Though haunted by pain, this inventive collection is always animated by a sense of textual play. The book’s unusual central section—a prose essay—is both an exploration of emotional scarring and a meditation on pop-up books. Similarly, in the series entitled “Eschatology: Wonder Girl in Monster Land,” the central charter, Yomi, befriends a wounded bear. The two spend their time watching movies together: “The remote paddles through Bear’s paws like an oil-slick fish; now the color settings on the television are immutably reversed. But Yomi doesn’t mind the inversion,” we are told, “. . . . Naked sky flipped the color of warm marmalade” (“All Through”). The poem is both hilarious and graphic as Bear “crunches [potato chips] through the dark and sucks salt from his paws and then, most nights, begins licking restlessly at the raw stump where he chewed his left leg from the trap.” Later, as Bear falls sick and begins to disappear, Yomi “Cracks open honey-flavored protein shakes” in an attempt to nurse him back to health. Similarly, the concrete poem “Thought Balloon” seems to offer the setup for a joke as “A aeronaut / scientist, and Strindberg / drift off in a varnished balloon.” Here, too, sly humor conceals the underlying threat as “Hubris and Polaris, two / monsters prick their sharp ears.” Sieczkowski’s humor is that of the survivor: tough, dark, and omnipresent.
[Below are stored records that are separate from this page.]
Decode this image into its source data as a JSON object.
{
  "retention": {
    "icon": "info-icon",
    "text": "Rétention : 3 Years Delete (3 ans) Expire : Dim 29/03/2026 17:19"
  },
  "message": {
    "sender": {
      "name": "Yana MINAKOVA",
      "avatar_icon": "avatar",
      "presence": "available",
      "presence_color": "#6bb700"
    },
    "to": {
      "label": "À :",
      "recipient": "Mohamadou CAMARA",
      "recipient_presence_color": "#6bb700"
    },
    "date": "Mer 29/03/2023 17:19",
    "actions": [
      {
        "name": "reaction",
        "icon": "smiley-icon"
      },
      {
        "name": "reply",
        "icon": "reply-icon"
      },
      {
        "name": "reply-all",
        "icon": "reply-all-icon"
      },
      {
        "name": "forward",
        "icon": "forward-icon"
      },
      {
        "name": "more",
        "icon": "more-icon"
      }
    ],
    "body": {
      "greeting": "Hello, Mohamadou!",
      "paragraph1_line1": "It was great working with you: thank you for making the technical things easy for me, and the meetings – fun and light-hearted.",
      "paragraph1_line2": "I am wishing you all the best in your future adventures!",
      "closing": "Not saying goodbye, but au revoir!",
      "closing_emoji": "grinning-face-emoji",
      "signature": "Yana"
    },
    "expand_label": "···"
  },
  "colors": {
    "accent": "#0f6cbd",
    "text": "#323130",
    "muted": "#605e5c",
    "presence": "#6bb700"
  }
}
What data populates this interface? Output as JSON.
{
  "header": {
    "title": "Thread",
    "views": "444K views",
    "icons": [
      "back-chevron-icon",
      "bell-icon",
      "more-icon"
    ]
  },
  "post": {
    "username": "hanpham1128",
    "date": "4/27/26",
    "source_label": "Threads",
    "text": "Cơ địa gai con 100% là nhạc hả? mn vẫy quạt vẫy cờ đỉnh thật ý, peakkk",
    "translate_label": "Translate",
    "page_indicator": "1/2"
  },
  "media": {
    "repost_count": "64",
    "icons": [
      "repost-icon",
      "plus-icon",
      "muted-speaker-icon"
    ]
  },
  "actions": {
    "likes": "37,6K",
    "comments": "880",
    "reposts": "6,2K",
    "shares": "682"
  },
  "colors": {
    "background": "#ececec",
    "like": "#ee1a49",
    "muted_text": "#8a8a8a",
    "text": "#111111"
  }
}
In her use of scientific language, traditional lyric-narrative, prose essay, found image, and experimental fragmentation, Sieczkowski adeptly seizes control of all of the forms available to the contemporary poet. If her work has difficulty finding a home in the landscape of contemporary poetic discourse, it will be due to precisely this virtuosic range. Though the combination of lyricism, technical language, and prose essay might at first glance seem disjunctive, the collection has an underlying coherence that rewards careful attention. Sieczkowski entertains even as she interrogates, offering a generous array of poetic forms and textures. Like Oysters Observing the Sun is a rare hybrid from a writer whose talent and daring combine to form an original new voice.